Fractions are written in the form \(\frac{a}{b}\), where \(a\) represents the number of parts we're considering, and \(b\) represents the total number of equal parts.

• Proper Fractions: These fractions have numerators smaller than their denominators, like \(\frac{3}{5}\). They represent a quantity less than one.
• Improper Fractions: Here, the numerator is equal to or greater than the denominator, such as \(\frac{5}{3}\). These can be converted into mixed numbers.
• Mixed Numbers: Combination of an integer and a proper fraction, like 1\(\frac{2}{3}\).

Understanding fractions is fundamental before diving into concepts like reciprocals, as you need to know which numbers to work with when manipulating the fraction.

Numerators are at the top of a fraction. They show you what's being counted.
In the fraction \(\frac{3}{5}\), the numerator is 3. It's telling us we're considering 3 parts out of 5 total parts.
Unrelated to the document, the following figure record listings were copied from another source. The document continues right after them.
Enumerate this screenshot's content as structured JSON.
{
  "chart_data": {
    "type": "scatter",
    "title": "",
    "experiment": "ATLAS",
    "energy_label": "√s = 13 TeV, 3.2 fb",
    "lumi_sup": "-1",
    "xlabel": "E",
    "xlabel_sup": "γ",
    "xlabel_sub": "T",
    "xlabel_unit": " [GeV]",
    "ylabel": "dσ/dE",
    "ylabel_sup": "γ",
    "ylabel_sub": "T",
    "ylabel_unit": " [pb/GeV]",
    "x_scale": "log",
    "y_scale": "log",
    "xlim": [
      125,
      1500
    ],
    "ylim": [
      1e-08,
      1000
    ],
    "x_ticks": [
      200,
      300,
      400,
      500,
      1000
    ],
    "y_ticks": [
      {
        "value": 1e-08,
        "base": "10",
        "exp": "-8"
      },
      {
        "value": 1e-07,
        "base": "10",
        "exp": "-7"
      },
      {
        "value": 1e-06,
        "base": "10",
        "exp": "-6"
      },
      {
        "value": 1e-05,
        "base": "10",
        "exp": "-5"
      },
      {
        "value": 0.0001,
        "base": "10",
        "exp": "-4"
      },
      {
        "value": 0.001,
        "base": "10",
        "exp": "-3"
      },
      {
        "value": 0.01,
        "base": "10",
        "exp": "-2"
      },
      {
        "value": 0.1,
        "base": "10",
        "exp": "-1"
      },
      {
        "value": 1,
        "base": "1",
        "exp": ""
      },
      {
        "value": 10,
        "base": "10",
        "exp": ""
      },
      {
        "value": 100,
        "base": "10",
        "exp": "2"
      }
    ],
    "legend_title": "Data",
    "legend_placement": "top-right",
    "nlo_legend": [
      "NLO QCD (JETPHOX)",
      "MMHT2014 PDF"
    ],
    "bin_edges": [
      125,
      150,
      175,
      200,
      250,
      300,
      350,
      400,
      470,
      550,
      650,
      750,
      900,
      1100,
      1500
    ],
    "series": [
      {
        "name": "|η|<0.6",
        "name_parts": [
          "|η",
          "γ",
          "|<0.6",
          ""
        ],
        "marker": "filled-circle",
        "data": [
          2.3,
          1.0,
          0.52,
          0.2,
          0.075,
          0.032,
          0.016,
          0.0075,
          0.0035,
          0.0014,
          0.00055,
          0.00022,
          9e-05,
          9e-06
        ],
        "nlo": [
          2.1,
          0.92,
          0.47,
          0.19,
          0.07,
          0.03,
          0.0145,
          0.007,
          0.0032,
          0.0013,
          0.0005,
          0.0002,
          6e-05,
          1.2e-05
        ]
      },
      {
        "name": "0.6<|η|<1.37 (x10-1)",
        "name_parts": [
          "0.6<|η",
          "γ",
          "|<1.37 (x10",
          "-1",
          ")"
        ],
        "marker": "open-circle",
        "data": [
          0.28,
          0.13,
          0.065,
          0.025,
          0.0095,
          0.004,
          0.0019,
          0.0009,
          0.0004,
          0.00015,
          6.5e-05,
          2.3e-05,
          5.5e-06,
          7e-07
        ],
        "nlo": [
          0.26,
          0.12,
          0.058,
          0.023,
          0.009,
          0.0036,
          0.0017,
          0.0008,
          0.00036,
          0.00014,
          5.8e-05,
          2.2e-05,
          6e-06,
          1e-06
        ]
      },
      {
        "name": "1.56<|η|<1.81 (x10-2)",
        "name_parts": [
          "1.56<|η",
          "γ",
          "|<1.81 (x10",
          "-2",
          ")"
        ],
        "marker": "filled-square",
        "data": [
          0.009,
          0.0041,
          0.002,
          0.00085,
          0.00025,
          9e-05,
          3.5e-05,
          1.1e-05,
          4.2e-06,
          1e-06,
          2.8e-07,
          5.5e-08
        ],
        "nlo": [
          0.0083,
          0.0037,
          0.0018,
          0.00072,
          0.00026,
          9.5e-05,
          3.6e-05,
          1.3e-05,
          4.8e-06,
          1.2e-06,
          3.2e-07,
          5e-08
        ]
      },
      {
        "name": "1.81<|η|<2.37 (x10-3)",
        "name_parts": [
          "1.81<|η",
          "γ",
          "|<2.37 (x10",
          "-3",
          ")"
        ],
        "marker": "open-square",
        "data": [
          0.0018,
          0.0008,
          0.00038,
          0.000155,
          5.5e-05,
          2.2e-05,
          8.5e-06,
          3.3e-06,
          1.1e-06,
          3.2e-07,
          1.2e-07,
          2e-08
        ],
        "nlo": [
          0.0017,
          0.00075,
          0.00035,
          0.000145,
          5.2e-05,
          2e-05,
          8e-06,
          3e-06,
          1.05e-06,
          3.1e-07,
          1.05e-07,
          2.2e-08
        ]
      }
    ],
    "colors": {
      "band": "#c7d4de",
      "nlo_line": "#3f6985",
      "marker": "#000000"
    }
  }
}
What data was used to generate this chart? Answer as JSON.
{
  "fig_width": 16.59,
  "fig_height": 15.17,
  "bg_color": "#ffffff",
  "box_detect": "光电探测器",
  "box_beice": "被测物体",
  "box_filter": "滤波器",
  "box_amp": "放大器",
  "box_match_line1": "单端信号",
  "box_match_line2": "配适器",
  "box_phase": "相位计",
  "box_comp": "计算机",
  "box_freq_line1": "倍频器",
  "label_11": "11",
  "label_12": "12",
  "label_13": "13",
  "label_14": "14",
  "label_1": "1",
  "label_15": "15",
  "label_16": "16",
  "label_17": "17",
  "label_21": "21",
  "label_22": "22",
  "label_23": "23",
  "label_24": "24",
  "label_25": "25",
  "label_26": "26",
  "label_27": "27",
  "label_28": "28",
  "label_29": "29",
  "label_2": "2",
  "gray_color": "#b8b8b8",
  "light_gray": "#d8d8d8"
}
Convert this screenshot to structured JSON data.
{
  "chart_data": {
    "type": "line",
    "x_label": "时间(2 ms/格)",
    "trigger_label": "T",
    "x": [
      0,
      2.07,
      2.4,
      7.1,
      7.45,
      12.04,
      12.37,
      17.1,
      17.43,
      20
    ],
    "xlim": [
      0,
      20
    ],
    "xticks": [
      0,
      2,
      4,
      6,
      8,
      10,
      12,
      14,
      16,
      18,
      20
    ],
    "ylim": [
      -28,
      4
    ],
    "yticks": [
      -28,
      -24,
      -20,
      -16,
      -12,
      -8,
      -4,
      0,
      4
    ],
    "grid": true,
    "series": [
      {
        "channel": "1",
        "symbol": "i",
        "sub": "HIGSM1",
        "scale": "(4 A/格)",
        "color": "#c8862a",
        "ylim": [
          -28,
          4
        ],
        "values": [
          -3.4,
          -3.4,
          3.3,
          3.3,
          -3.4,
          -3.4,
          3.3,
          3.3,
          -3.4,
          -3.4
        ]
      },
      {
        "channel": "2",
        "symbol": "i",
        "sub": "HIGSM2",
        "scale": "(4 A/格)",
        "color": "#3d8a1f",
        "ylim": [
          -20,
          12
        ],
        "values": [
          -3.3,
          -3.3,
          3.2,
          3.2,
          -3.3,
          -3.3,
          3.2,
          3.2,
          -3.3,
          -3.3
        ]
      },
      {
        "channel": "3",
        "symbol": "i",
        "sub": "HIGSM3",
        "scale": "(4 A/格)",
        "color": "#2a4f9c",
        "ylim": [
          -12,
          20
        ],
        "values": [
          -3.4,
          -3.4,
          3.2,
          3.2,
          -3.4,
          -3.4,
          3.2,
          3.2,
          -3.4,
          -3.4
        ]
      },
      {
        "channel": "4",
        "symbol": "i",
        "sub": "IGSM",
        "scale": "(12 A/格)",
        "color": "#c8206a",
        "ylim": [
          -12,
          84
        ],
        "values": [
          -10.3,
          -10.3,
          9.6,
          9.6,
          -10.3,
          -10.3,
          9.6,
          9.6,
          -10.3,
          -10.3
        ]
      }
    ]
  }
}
• Counting Parts: The numerator indicates how many parts of the whole are being focused on. So, in terms of a pie, if the pie is cut into 5 slices, choosing "3" as our numerator means we are looking at 3 slices.
• Affect on Value: Increasing or decreasing the numerator changes the overall value of the fraction, directly relating to how much of the whole you're looking at. For instance, \(\frac{3}{5}\) is less than \(\frac{4}{5}\); each step up in the numerator increases the fraction's value.

Remember when finding the reciprocal, the numerator becomes the denominator.

The denominator is the bottom part of a fraction. It represents the total number of equal parts the whole is divided into.
In \(\frac{3}{5}\), 5 is the denominator, showing there are 5 equal parts in total.

• Determining Unit Size: The denominator helps you understand how small or large each "part" is; larger denominators mean smaller parts. For example, \(\frac{3}{10}\) means smaller parts than \(\frac{3}{5}\) since one part of \(\frac{3}{10}\) is smaller than one part of \(\frac{3}{5}\).
• Impact on Fraction Value: A smaller denominator means larger parts, leading to a bigger fraction. For example, \(\frac{3}{4}\) is larger than \(\frac{3}{5}\) because 1 of 4 parts is larger than 1 of 5 parts.

When finding the reciprocal, swap the roles of the numerator and denominator.